Prime Minister Raila Odinga nullified the appointment of Rabongo as the acting managing trustee.

The NSSF invests the funds it receives from employers as monthly contributions in property, banking, bonds and land.
But the board immediately went on the offensive and threatened to move to court today to block the sacking.

Cotu Secretary-General Francis Atwoli dismissed the sacking, saying the minister had no powers to appoint or sack members of the board.
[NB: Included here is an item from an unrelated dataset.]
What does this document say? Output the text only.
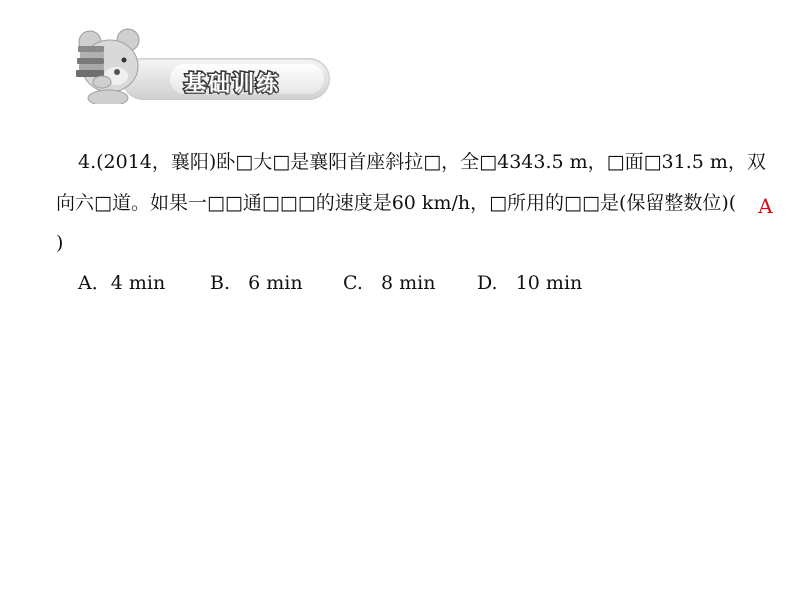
基础训练

4.(2014，襄阳)卧□大□是襄阳首座斜拉□，全□4343.5 m，□面□31.5 m，双向六□道。如果一□□通□□□的速度是60 km/h，□所用的□□是(保留整数位)( A)

A．4 min	B.   6 min	C.   8 min	D.   10 min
"He is a day-dreamer. He must read the Act properly before imagining that he could appoint or sack members of this board. His action is null and void and we shall be moving to court to prove that," he said.

Not a shareholder
Mr Atwoli said the Government was not a shareholder at the Fund and the money belonged to workers, not the Exchequer.
He claimed that Munyes was undermining the board composed of social partners.

"We are not Government appointees, but representatives of workers and employers. The minister is only supposed to work with us and not lord it over us," he said.

The minister seemed to have had the last laugh when he sent the nine-member board packing only a month after a standoff over his suspension of former Managing Trustee Rachael Lumbasyo.

The board members include Ms Jane Mwangi (chair lady), Ms Jacqueline Mugo (Federation of Kenya Employers executive director), Atwoli, Mr Patrick Obath (FKE chairman) and PS Treasury and Labour ministries.